Andrew Jacobs’ article on China’s glut of college graduates is so good that I have two different, unrelated points I want to make about it. For today, point one is about income inequality:
But the supply of those trained in accounting, finance and computer programming now seems limitless, and their value has plunged. Between 2003 and 2009, the average starting salary for migrant laborers grew by nearly 80 percent; during the same period, starting pay for college graduates stayed the same, although their wages actually decreased if inflation is taken into account.

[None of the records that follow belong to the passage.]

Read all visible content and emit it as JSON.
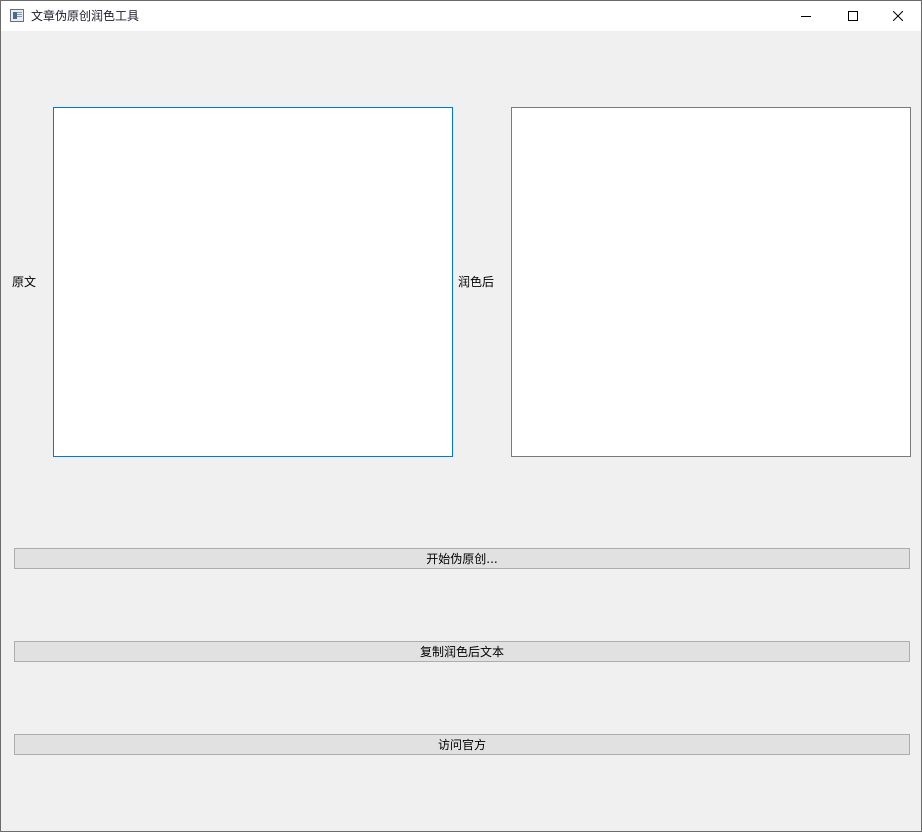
{
  "window": {
    "title": "文章伪原创润色工具",
    "icon": "app-window-icon",
    "controls": {
      "minimize_icon": "minimize-icon",
      "maximize_icon": "maximize-icon",
      "close_icon": "close-icon"
    }
  },
  "main": {
    "original_label": "原文",
    "original_text": "",
    "polished_label": "润色后",
    "polished_text": ""
  },
  "buttons": {
    "start_label": "开始伪原创...",
    "copy_label": "复制润色后文本",
    "visit_label": "访问官方"
  },
  "colors": {
    "focus_border": "#0078d7",
    "window_background": "#f0f0f0",
    "button_background": "#e1e1e1"
  }
}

This is roughly speaking the kind of change that egalitarians would like to see for the United States. Wages for working-class people are rising, the proportion of the population getting “good jobs” in the professional sector is going up, but on average professionals’ compensation is flat or even falling. Now maybe in an ideal world the Chinese economy would be growing even faster and professionals would be seeing wage increases on average, but slower than the working class wage gains. Either way, the point is that this “compression” pattern of economic outcomes is perfectly consistent with a handful of super-rich people getting even richer. Indeed, a bet that part of what we’re seeing in China is that a few lucky entrepreneurs are assembling vast fortunes riding the growth wave to the top. Nevertheless, in a more sense the trends in China are toward upward mobility (from farms to factories, and from factories to service jobs) and more equality.
This is relevant to the United States, too, where the relationship between working class wage stagnation and explosive growth in tippy-top incomes is really less clear than people sometimes seem to me to think. Clearly expanding the growth rate and the economic opportunities at the bottom end should be a priority. But if that happens will super-rich hedge fund managers suddenly get less rich? I don’t see it.